I could never do this even if it did promise me her svelte thighs and toned arms! We all get in a boring routine of things so it helps to browse ways to mix it up. I just got a recipe for a turkey-apple panini from the Michigan Apple association when I went apple picking this past weekend. Here is a similar recipe- open-faced turkey apple sandwich at epicurious.com- I love that name :). If that sounds gross to you, just think about the fancy-schmancy restaurants that serve salads with ham, gorgonzola cheese and pears. You can make your own fancy sandwich or salad at home! Having a good variety of veggies and fruits at home helps with this. I also found having different kinds of salad-dressing I could use as sauce helped with this too- asian sesame dressing works great over chopped cabbage for a quick salad, sweet vidalia onion dressing is yummy on a sweet-savory sandwich or salad like the one above!
- Don’t stress about the fat. I used to rationalize that it was better to eat a granola bar than some carrots and dip because the ranch dressing had too much fat in it. I didn’t think about the fact that the carrots were high in fiber, low calorie & that if I looked at the recommended portion size of dressing on the back of the bottle, I was actually eating less dressing than the average portion size of 2 TBSP. So, 4 carrot sticks = 15 calories, 2 TBSP ranch = 180 for a total of 195 calories.
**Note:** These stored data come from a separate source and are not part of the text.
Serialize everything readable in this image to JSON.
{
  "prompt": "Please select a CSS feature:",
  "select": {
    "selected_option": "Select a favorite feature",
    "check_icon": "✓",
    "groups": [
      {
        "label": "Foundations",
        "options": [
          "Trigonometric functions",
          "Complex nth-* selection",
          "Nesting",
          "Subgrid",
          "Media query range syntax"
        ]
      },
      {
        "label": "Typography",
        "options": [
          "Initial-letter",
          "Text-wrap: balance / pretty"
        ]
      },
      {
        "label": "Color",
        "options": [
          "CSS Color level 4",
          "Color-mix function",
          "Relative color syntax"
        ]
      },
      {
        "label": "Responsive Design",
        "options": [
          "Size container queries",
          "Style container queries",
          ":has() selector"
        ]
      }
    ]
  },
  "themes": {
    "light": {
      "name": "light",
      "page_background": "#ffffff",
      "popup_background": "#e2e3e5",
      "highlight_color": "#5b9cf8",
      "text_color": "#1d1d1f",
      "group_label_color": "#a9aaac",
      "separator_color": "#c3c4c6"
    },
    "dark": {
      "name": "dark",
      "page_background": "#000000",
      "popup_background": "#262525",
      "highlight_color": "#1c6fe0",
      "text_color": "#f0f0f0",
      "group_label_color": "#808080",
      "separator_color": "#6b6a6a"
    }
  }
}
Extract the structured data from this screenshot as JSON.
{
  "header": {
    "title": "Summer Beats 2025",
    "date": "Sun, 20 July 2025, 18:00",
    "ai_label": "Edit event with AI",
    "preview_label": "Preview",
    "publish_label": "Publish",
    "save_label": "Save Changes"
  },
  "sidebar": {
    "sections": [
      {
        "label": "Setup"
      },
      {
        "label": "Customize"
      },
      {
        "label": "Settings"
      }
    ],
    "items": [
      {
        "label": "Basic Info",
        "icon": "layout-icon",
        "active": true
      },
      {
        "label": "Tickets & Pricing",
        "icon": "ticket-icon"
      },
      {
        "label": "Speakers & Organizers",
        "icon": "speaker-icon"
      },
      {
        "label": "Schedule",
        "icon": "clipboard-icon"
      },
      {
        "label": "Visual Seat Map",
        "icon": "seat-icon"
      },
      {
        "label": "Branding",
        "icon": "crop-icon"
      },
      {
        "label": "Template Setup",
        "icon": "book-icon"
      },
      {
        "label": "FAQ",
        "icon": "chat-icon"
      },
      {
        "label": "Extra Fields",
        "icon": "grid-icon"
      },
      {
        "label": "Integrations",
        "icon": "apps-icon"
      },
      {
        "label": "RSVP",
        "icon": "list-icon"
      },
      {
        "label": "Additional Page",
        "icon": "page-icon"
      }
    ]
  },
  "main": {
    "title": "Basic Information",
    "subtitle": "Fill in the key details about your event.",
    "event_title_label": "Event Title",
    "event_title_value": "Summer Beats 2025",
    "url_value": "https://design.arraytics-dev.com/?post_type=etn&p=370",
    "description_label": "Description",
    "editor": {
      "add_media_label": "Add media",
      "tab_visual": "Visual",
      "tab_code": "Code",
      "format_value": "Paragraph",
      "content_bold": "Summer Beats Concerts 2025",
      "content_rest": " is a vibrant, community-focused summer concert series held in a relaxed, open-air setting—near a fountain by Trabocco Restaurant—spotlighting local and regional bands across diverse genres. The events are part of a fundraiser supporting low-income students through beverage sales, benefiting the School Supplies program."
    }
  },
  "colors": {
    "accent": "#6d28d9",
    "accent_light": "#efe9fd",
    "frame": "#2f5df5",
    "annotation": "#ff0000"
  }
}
An average granola bar is anywhere from 120-200 calories. And let’s face it people- we all go for the chocolate chip granola bars when left with a choice between that and a raisin granola bar 🙂 My philosophy is; better to eat broccoli with cheese sauce than no broccoli at all! At least you are getting the fiber and nutrients this way. I know everyones body is different & I’ve learned that I need to watch my intake of refined carbs to feel good all around. This is what worked for me- it may not work for you.
What have been some creative ways that you’ve worked in more fruits and veggies into your meals recently? Dave made a great spaghetti sauce recently & threw in some summer squash, mushrooms and eggplant. It was so yummy!